Step 2: Small-Scale Test

Before running on full dataset:

  1. Create a test configuration with subset of data

  2. Use shorter runtime limits

  3. Use test QoS tier

  4. Verify outputs are correct

Test configuration:

[campaign]
deadline = "1h"
resource = "tiger3"

[campaign.ml-mapmaking]
# ... same configuration but with:
query = "obs_id='single_test_observation'"  # Just one obs
maxiter = "10"  # Fewer iterations

[campaign.ml-mapmaking.resources]
runtime = "30m"  # Short runtime for test QoS

Step 3: Validation Checklist

Before submitting production campaigns:

☐ Configuration validates without errors

☐ File paths are correct and accessible

☐ Environment variables are set correctly

☐ Resource estimates are reasonable

☐ Output directories exist and are writable

☐ Test run completed successfully

☐ Output files are in expected format

☐ Resource usage matches estimates

Tutorial 8: Programmatic Usage

For advanced use cases, use the Python API directly.

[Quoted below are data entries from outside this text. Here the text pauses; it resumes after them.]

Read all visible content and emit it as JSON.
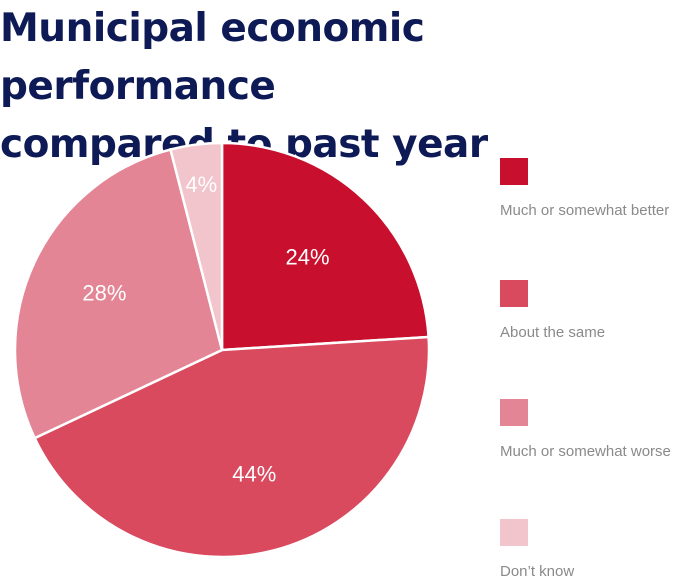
{
  "title": {
    "line1": "Municipal economic performance",
    "line2": "compared to past year"
  },
  "colors": {
    "title": "#0d1a55",
    "much_better": "#c8102e",
    "about_same": "#d94a5e",
    "much_worse": "#e38594",
    "dont_know": "#f2c4cb",
    "slice_label": "#ffffff",
    "legend_text": "#8a8a8a"
  },
  "chart_data": {
    "type": "pie",
    "title": "Municipal economic performance compared to past year",
    "start_angle_deg": 0,
    "direction": "clockwise",
    "slices": [
      {
        "label": "Much or somewhat better",
        "value": 24,
        "display": "24%",
        "color": "#c8102e"
      },
      {
        "label": "About the same",
        "value": 44,
        "display": "44%",
        "color": "#d94a5e"
      },
      {
        "label": "Much or somewhat worse",
        "value": 28,
        "display": "28%",
        "color": "#e38594"
      },
      {
        "label": "Don’t know",
        "value": 4,
        "display": "4%",
        "color": "#f2c4cb"
      }
    ],
    "legend_position": "right"
  }
}
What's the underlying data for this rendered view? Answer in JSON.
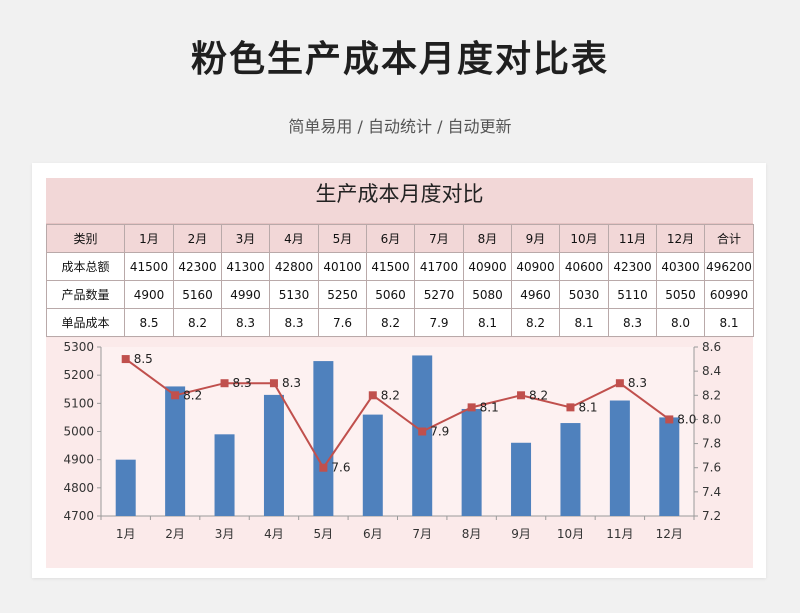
{
  "page": {
    "title": "粉色生产成本月度对比表",
    "subtitle": "简单易用 / 自动统计 / 自动更新"
  },
  "sheet": {
    "title": "生产成本月度对比",
    "columns": [
      "类别",
      "1月",
      "2月",
      "3月",
      "4月",
      "5月",
      "6月",
      "7月",
      "8月",
      "9月",
      "10月",
      "11月",
      "12月",
      "合计"
    ],
    "rows": [
      {
        "label": "成本总额",
        "values": [
          "41500",
          "42300",
          "41300",
          "42800",
          "40100",
          "41500",
          "41700",
          "40900",
          "40900",
          "40600",
          "42300",
          "40300",
          "496200"
        ]
      },
      {
        "label": "产品数量",
        "values": [
          "4900",
          "5160",
          "4990",
          "5130",
          "5250",
          "5060",
          "5270",
          "5080",
          "4960",
          "5030",
          "5110",
          "5050",
          "60990"
        ]
      },
      {
        "label": "单品成本",
        "values": [
          "8.5",
          "8.2",
          "8.3",
          "8.3",
          "7.6",
          "8.2",
          "7.9",
          "8.1",
          "8.2",
          "8.1",
          "8.3",
          "8.0",
          "8.1"
        ]
      }
    ]
  },
  "chart_data": {
    "type": "bar",
    "categories": [
      "1月",
      "2月",
      "3月",
      "4月",
      "5月",
      "6月",
      "7月",
      "8月",
      "9月",
      "10月",
      "11月",
      "12月"
    ],
    "series": [
      {
        "type": "bar",
        "axis": "left",
        "color": "#4f81bd",
        "values": [
          4900,
          5160,
          4990,
          5130,
          5250,
          5060,
          5270,
          5080,
          4960,
          5030,
          5110,
          5050
        ]
      },
      {
        "type": "line",
        "axis": "right",
        "color": "#c0504d",
        "values": [
          8.5,
          8.2,
          8.3,
          8.3,
          7.6,
          8.2,
          7.9,
          8.1,
          8.2,
          8.1,
          8.3,
          8.0
        ],
        "labels": [
          "8.5",
          "8.2",
          "8.3",
          "8.3",
          "7.6",
          "8.2",
          "7.9",
          "8.1",
          "8.2",
          "8.1",
          "8.3",
          "8.0"
        ]
      }
    ],
    "ylim_left": [
      4700,
      5300
    ],
    "yticks_left": [
      "4700",
      "4800",
      "4900",
      "5000",
      "5100",
      "5200",
      "5300"
    ],
    "ylim_right": [
      7.2,
      8.6
    ],
    "yticks_right": [
      "7.2",
      "7.4",
      "7.6",
      "7.8",
      "8.0",
      "8.2",
      "8.4",
      "8.6"
    ],
    "grid": false,
    "legend": "none"
  }
}
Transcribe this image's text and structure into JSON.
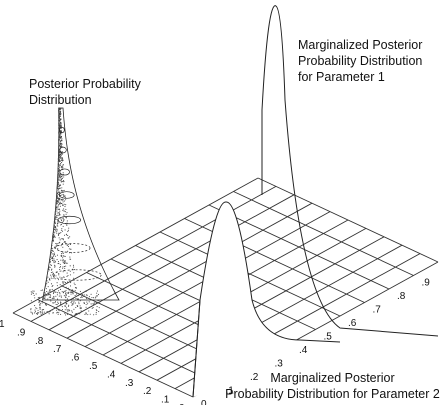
{
  "labels": {
    "posterior": "Posterior Probability\nDistribution",
    "marginal_param1": "Marginalized Posterior\nProbability Distribution\nfor Parameter 1",
    "marginal_param2": "Marginalized Posterior\nProbability Distribution for Parameter 2"
  },
  "axis_left_ticks": [
    "1",
    ".9",
    ".8",
    ".7",
    ".6",
    ".5",
    ".4",
    ".3",
    ".2",
    ".1",
    "0"
  ],
  "axis_right_ticks": [
    "0",
    ".1",
    ".2",
    ".3",
    ".4",
    ".5",
    ".6",
    ".7",
    ".8",
    ".9"
  ],
  "colors": {
    "line": "#222222",
    "grid": "#333333",
    "dots": "#444444"
  }
}
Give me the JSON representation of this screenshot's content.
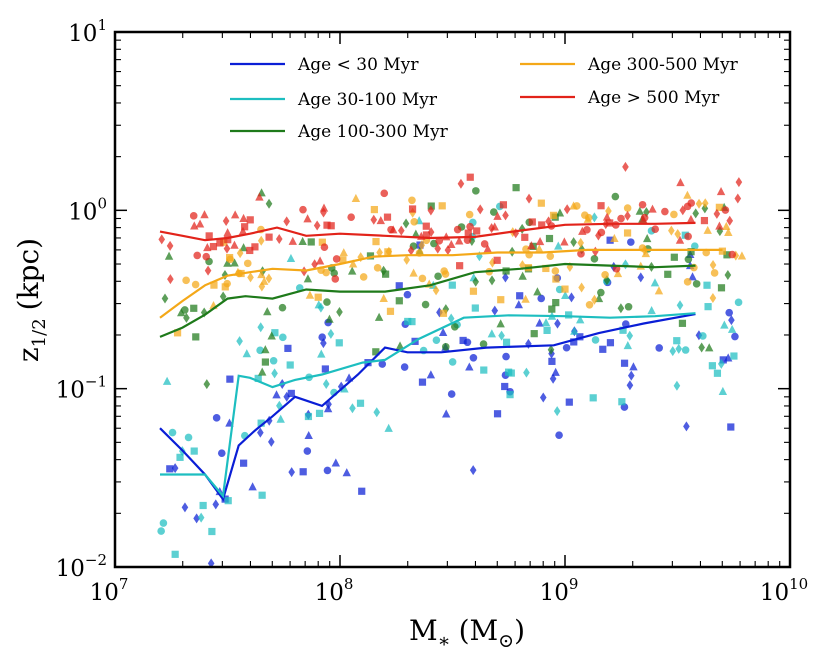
{
  "chart_data": {
    "type": "scatter",
    "title": "",
    "xscale": "log",
    "yscale": "log",
    "xlim": [
      10000000,
      10000000000
    ],
    "ylim": [
      0.01,
      10
    ],
    "xticks": [
      {
        "base": "10",
        "exp": "7"
      },
      {
        "base": "10",
        "exp": "8"
      },
      {
        "base": "10",
        "exp": "9"
      },
      {
        "base": "10",
        "exp": "10"
      }
    ],
    "yticks": [
      {
        "label": "10",
        "exp": "−2",
        "value": 0.01
      },
      {
        "label": "10",
        "exp": "−1",
        "value": 0.1
      },
      {
        "label": "10",
        "exp": "0",
        "value": 1
      },
      {
        "label": "10",
        "exp": "1",
        "value": 10
      }
    ],
    "xlabel": {
      "main": "M",
      "sub": "∗",
      "unit": "(M",
      "unit_sub": "⊙",
      "close": ")"
    },
    "ylabel": {
      "main": "z",
      "sub": "1/2",
      "unit": "(kpc)"
    },
    "series": [
      {
        "name": "Age < 30 Myr",
        "color": "#0a1ed6",
        "logx": [
          7.2,
          7.3,
          7.4,
          7.48,
          7.55,
          7.62,
          7.7,
          7.8,
          7.92,
          8.08,
          8.2,
          8.3,
          8.45,
          8.65,
          8.95,
          9.15,
          9.35,
          9.58
        ],
        "y": [
          0.06,
          0.045,
          0.033,
          0.024,
          0.048,
          0.058,
          0.07,
          0.09,
          0.08,
          0.12,
          0.17,
          0.16,
          0.16,
          0.17,
          0.175,
          0.205,
          0.232,
          0.262
        ]
      },
      {
        "name": "Age 30-100 Myr",
        "color": "#1dbec0",
        "logx": [
          7.2,
          7.3,
          7.4,
          7.48,
          7.55,
          7.6,
          7.7,
          7.8,
          7.92,
          8.1,
          8.2,
          8.35,
          8.55,
          8.75,
          9.0,
          9.2,
          9.4,
          9.58
        ],
        "y": [
          0.033,
          0.033,
          0.033,
          0.025,
          0.118,
          0.115,
          0.102,
          0.112,
          0.12,
          0.14,
          0.145,
          0.19,
          0.25,
          0.258,
          0.255,
          0.25,
          0.255,
          0.265
        ]
      },
      {
        "name": "Age 100-300 Myr",
        "color": "#1e7a1a",
        "logx": [
          7.2,
          7.3,
          7.4,
          7.5,
          7.58,
          7.7,
          7.85,
          8.0,
          8.2,
          8.4,
          8.6,
          8.8,
          9.0,
          9.2,
          9.4,
          9.58
        ],
        "y": [
          0.195,
          0.22,
          0.26,
          0.32,
          0.33,
          0.32,
          0.36,
          0.35,
          0.35,
          0.38,
          0.45,
          0.47,
          0.5,
          0.49,
          0.48,
          0.49
        ]
      },
      {
        "name": "Age 300-500 Myr",
        "color": "#f4a818",
        "logx": [
          7.2,
          7.3,
          7.4,
          7.5,
          7.6,
          7.7,
          7.85,
          8.0,
          8.15,
          8.3,
          8.5,
          8.7,
          8.9,
          9.1,
          9.3,
          9.5,
          9.7
        ],
        "y": [
          0.25,
          0.31,
          0.38,
          0.43,
          0.45,
          0.47,
          0.46,
          0.5,
          0.55,
          0.56,
          0.56,
          0.58,
          0.58,
          0.6,
          0.6,
          0.6,
          0.6
        ]
      },
      {
        "name": "Age > 500 Myr",
        "color": "#e2231a",
        "logx": [
          7.2,
          7.3,
          7.4,
          7.5,
          7.6,
          7.72,
          7.85,
          8.0,
          8.2,
          8.4,
          8.6,
          8.8,
          9.0,
          9.2,
          9.4,
          9.58
        ],
        "y": [
          0.76,
          0.72,
          0.68,
          0.7,
          0.74,
          0.8,
          0.72,
          0.74,
          0.72,
          0.7,
          0.71,
          0.77,
          0.83,
          0.84,
          0.84,
          0.85
        ]
      }
    ],
    "scatter_note": "Individual points (circles, squares, triangles, diamonds) scattered around each series median; marker positions approximated.",
    "legend": {
      "placement": "top",
      "columns": 2
    }
  }
}
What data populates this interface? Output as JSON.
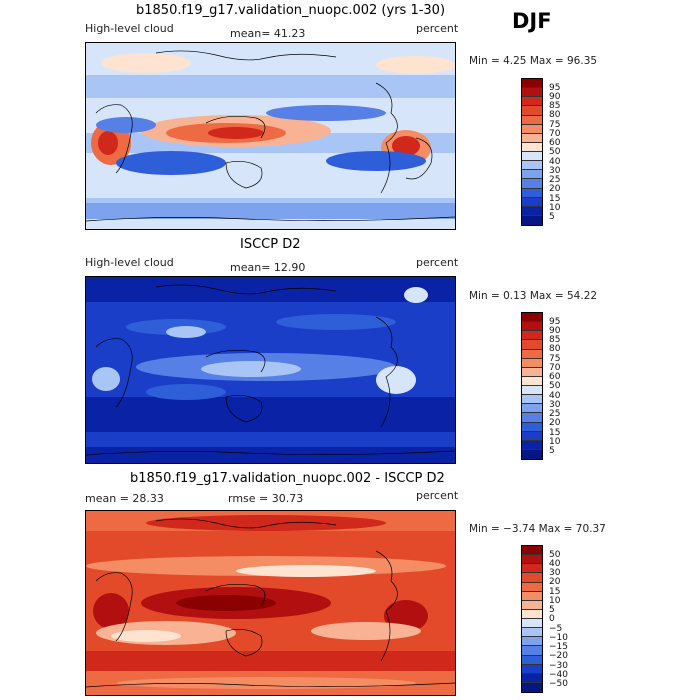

Step 1: Basic Python Script

from socm.bookkeeper import Bookkeeper
from socm.core import Campaign
from socm.resources import TigerResource
from socm.workflows import MLMapmakingWorkflow

# Create workflow
workflow = MLMapmakingWorkflow(
    name="test_mapmaking",
    executable="so-site-pipeline",
    subcommand="make-filterbin-map",
    context="/path/to/context.yaml",
    area="/path/to/area.fits",
    output_dir="/path/to/output",
    bands="f090",
    maxiter="100",
    query="obs_id='test'",
    site="so_lat",
    resources={
        "ranks": 32,
        "threads": 8,
        "memory": 120000,
        "runtime": "3h"
    }
)

# Create campaign
campaign = Campaign(
    id=1,
    workflows=[workflow],
    campaign_policy="time",
    deadline=240  # minutes
)

# Create resource
resource = TigerResource()

# Execute
bookkeeper = Bookkeeper(
    campaign=campaign,
    resources={"tiger3": resource},
    policy="time",
    target_resource="tiger3",
    deadline=240
)

bookkeeper.run()

Step 2: Dynamic Workflow Generation

Generate workflows programmatically:

from socm.workflows import MLMapmakingWorkflow

# List of bands to process
bands_list = ["f090", "f150", "f220"]

# Create workflow for each band
workflows = []
for band in bands_list:
    wf = MLMapmakingWorkflow(
        name=f"mapmaking_{band}",
        executable="so-site-pipeline",
        subcommand="make-filterbin-map",
        context="/path/to/context.yaml",
        area="/path/to/area.fits",
        output_dir=f"/path/to/output/{band}",
        bands=band,
        maxiter="100",
        query="obs_id='test'",
        site="so_lat",
        resources={
            "ranks": 32,
            "threads": 8,
            "memory": 120000,
            "runtime": "3h"
        }
    )
    workflows.append(wf)

# Create campaign with all workflows
campaign = Campaign(
    id=1,
    workflows=workflows,
    campaign_policy="time"
)

Next Steps

Now that you’ve completed the tutorials, you can:

Congratulations on completing the tutorial! You’re now ready to run production campaigns with SO Campaign Manager.